What reading means to me

by Aleena Ali

To me, reading means everything. It is my life. Without it I would be miserable. Reading sends me to another world, another universe; I am unreachable. Whatever is happening around me dissipates and I am lost in a world of Wizards, Love-Triangles, Murders and History.

I dissolve into the story; I become the characters. I am the damsel, I am the wizard and I am the wicked-witch. Reading gives me comfort. Reading gives me anguish. Reading gives me joy. Reading calms me down when I am angry, nervous, stressed or scared. When I read, I am entranced; the world around me has stopped – I am lost in a world of my own.

I am Harry Potter, the boy wizard, on my first day at Hogwarts; frightened, committed and excited.
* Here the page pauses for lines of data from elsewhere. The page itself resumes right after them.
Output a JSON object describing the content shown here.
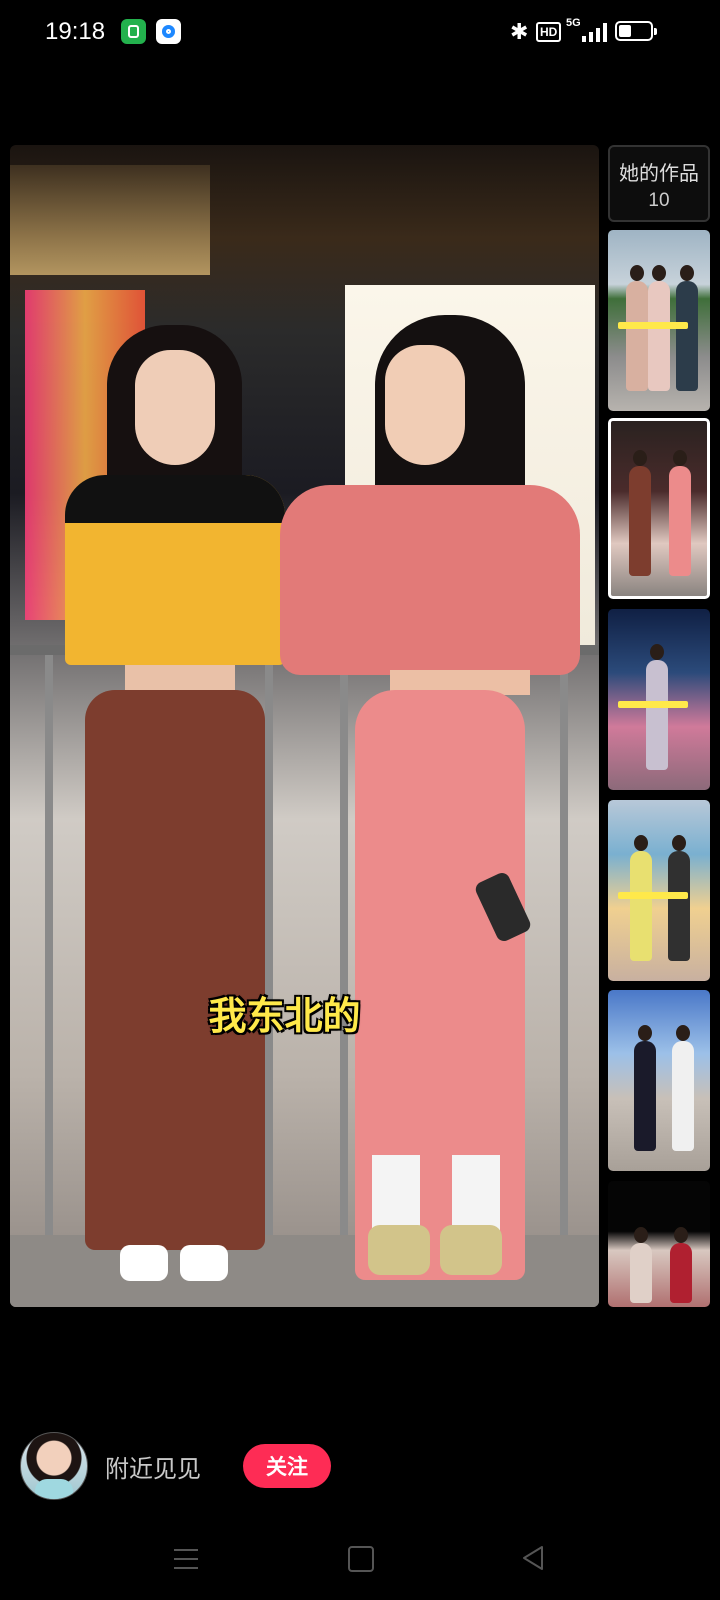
{
  "status_bar": {
    "time": "19:18",
    "hd": "HD",
    "network": "5G",
    "icons": [
      "notification-app-icon",
      "notification-app-icon",
      "bluetooth-icon",
      "hd-icon",
      "signal-icon",
      "battery-icon"
    ]
  },
  "video": {
    "caption": "我东北的"
  },
  "works": {
    "label": "她的作品",
    "count": "10",
    "thumbnails": [
      {
        "subtitle": "",
        "active": false
      },
      {
        "subtitle": "",
        "active": true
      },
      {
        "subtitle": "",
        "active": false
      },
      {
        "subtitle": "",
        "active": false
      },
      {
        "subtitle": "",
        "active": false
      },
      {
        "subtitle": "",
        "active": false
      }
    ]
  },
  "author": {
    "name": "附近见见",
    "follow_label": "关注"
  },
  "colors": {
    "follow_button": "#fe2c55",
    "caption": "#ffe94a",
    "background": "#000000"
  },
  "navbar": {
    "icons": [
      "menu-icon",
      "home-icon",
      "back-icon"
    ]
  }
}
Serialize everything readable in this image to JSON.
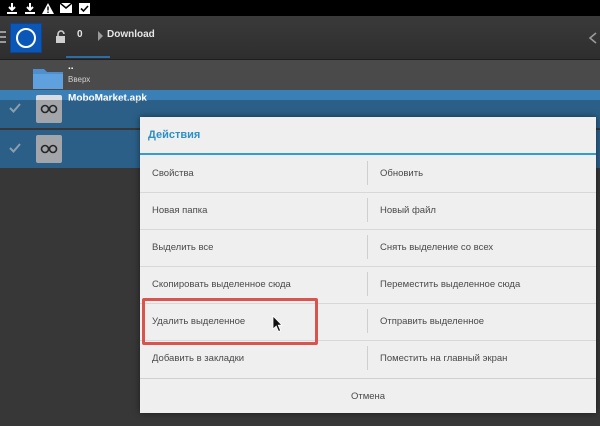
{
  "statusbar": {
    "icons": [
      "download-icon",
      "download-icon",
      "warning-icon",
      "gmail-icon",
      "checkbox-icon"
    ]
  },
  "actionbar": {
    "count": "0",
    "folder": "Download"
  },
  "files": {
    "up_name": "..",
    "up_label": "Вверх",
    "items": [
      {
        "name": "MoboMarket.apk",
        "sub": "",
        "selected": true
      },
      {
        "name": "",
        "sub": "",
        "selected": true
      }
    ]
  },
  "dialog": {
    "title": "Действия",
    "actions": [
      [
        "Свойства",
        "Обновить"
      ],
      [
        "Новая папка",
        "Новый файл"
      ],
      [
        "Выделить все",
        "Снять выделение со всех"
      ],
      [
        "Скопировать выделенное сюда",
        "Переместить выделенное сюда"
      ],
      [
        "Удалить выделенное",
        "Отправить выделенное"
      ],
      [
        "Добавить в закладки",
        "Поместить на главный экран"
      ]
    ],
    "cancel": "Отмена"
  },
  "colors": {
    "accent": "#2d8fc6",
    "selection": "#3a7fb5",
    "highlight": "#d9534f"
  }
}
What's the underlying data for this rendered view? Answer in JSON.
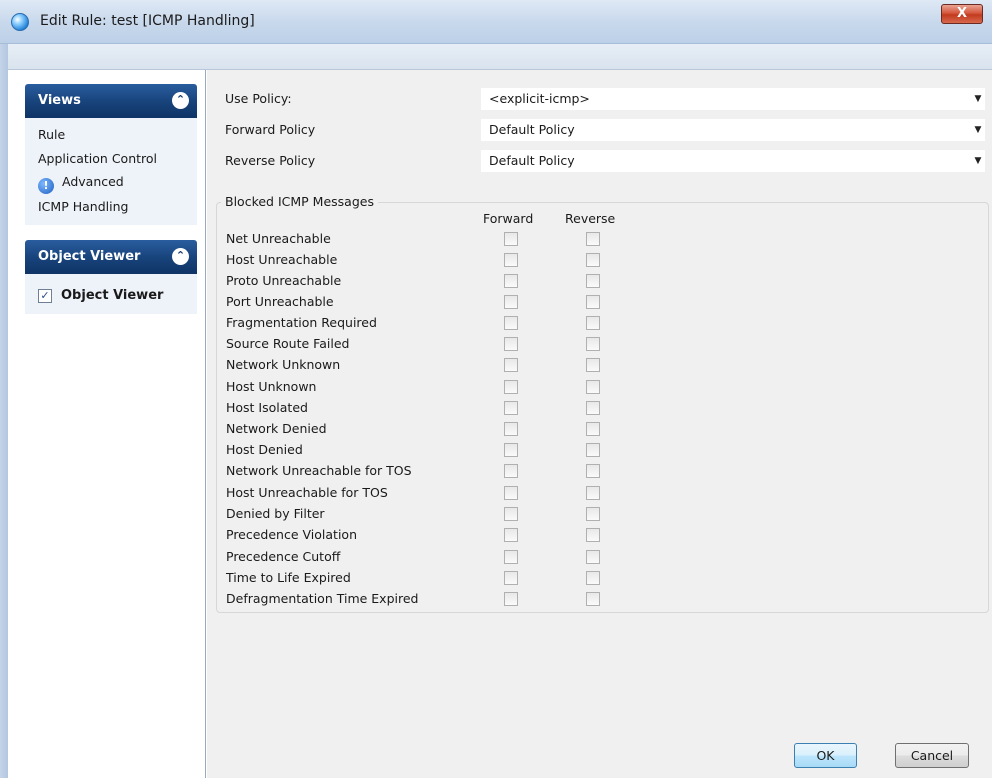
{
  "window": {
    "title": "Edit Rule: test [ICMP Handling]",
    "close_label": "X"
  },
  "nav": {
    "views": {
      "title": "Views",
      "items": [
        {
          "label": "Rule"
        },
        {
          "label": "Application Control"
        },
        {
          "label": "Advanced",
          "icon": "info-icon"
        },
        {
          "label": "ICMP Handling"
        }
      ]
    },
    "object_viewer": {
      "title": "Object Viewer",
      "checkbox_label": "Object Viewer",
      "checked": true
    }
  },
  "policies": [
    {
      "label": "Use Policy:",
      "value": "<explicit-icmp>"
    },
    {
      "label": "Forward Policy",
      "value": "Default Policy"
    },
    {
      "label": "Reverse Policy",
      "value": "Default Policy"
    }
  ],
  "blocked_icmp": {
    "title": "Blocked ICMP Messages",
    "columns": [
      "Forward",
      "Reverse"
    ],
    "messages": [
      "Net Unreachable",
      "Host Unreachable",
      "Proto Unreachable",
      "Port Unreachable",
      "Fragmentation Required",
      "Source Route Failed",
      "Network Unknown",
      "Host Unknown",
      "Host Isolated",
      "Network Denied",
      "Host Denied",
      "Network Unreachable for TOS",
      "Host Unreachable for TOS",
      "Denied by Filter",
      "Precedence Violation",
      "Precedence Cutoff",
      "Time to Life Expired",
      "Defragmentation Time Expired"
    ]
  },
  "buttons": {
    "ok": "OK",
    "cancel": "Cancel"
  }
}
I am learning new spells, making new friends and towards the end, I un-earth the mystery surrounding my parents’ death.

I am Cathy; passionate, wild and torn between two men. I am wondering the lonely moors. I am a flawed heroine. Long after my death, I still linger to haunt Heathcliff.

I am Hercule Poirot, the Belgian detective with the comical moustache. I am finding clues, cross-checking alibies and solving murders – left, right and centre.

I am Elizabeth Bennet; head-strong, selective and stubborn. I am a sister, I am a daughter; Turning down every allegeable suitor. But, little do I know that my heart will be won over by the very man that I, at first, detested.

This is what reading means to me. It turns me into a reading chameleon. Where the chameleon changes colour to blend in with his surroundings, I mutate into the characters that I am reading about. One by one, I become them and when the book is over, I am myself again; plain old me.

 

What reading means to me

by Michal Chamera

Reading is fun and takes me away. When you start you can't stop. It is like the words block your ears and mouth, you cannot feel anything. It is like you're the only one around, it teleports you to another world. You forget everything and read and read.

I prefer fiction with pictures and not long, boring books. Fiction books you can learn lots but it sounds so boring. I prefer fiction like Horrid Henry and Diary of a Wimpy Kid. They have a lot of humour, are funny and off course, have pictures.

There are a lot of authors out there and my favourites out of three are Roald Dahl, Francesca Simone and Jeff Kinney. He amazed me with Diaryof a Wimpy Kid, most of my school prefer that book and I love it. 

I would like to thank all the authors for writing books. I would like to thank Conrad Gesser for inventing the pencil and Laszlo Biro for inventimh pens. Thank you Cai Lun for inventing paper and thank you to the Greeks for inventing the alphabet that we use today.